I am testing some components in my wicket 7 application.

My Component is nothing special but it inherits from

public PageAwarePanel extends Panel {
    @Override
    protected void onInitialize() {
        super.onInitialize();

        //refuse if used on page without PageConfig
        if (getPageConfigurationModel() == null){
            throw new RuntimeException("this component is only allowed inside pages having PageConfigurationModel");
        }
    }

    protected IModel<PageConfiguration> getPageConfigurationModel(){
        if (getPage() instanceof TemplatePage){
            return ((TemplatePage)getPage()).getPageConfigurationModel();
        }               
        return null;
    } 
}

With this I can access some configurations from a certain panel.

Now when I try in a test:

    PositionsPanel p = new PositionsPanel("123", asmNumber, Model.of());
    tester.startPage(MyPage.class);
    tester.startComponentInPage(p);

where MyPage is a TemplatePage.

I get the defined RuntimeException. My Question is:

How can I test this component with defining on which page it should be rendered?

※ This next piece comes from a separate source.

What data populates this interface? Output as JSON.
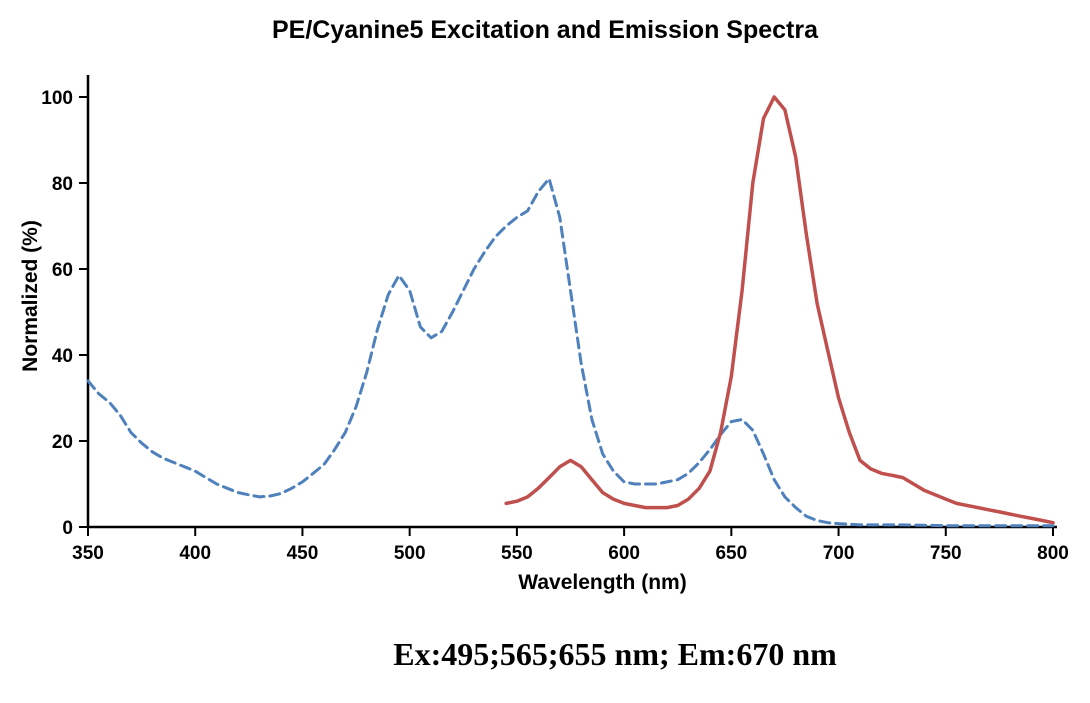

Thanks for all the help in advanced.

Answer 1

tester.startPage(MyPage.class);
tester.startComponentInPage(p);

those two are not related. It is like navigating two different pages in the browser.

The best way is to create a page for the tests that fulfills the requirements, add the panel to this page and do tester.startPage(TestPage.class).

Another way is to override org.apache.wicket.util.tester.BaseWicketTester#createPage() and return an instance of MyPage. This way you can still use startComponentInPage() but otherwise it is basically the same as the first approach.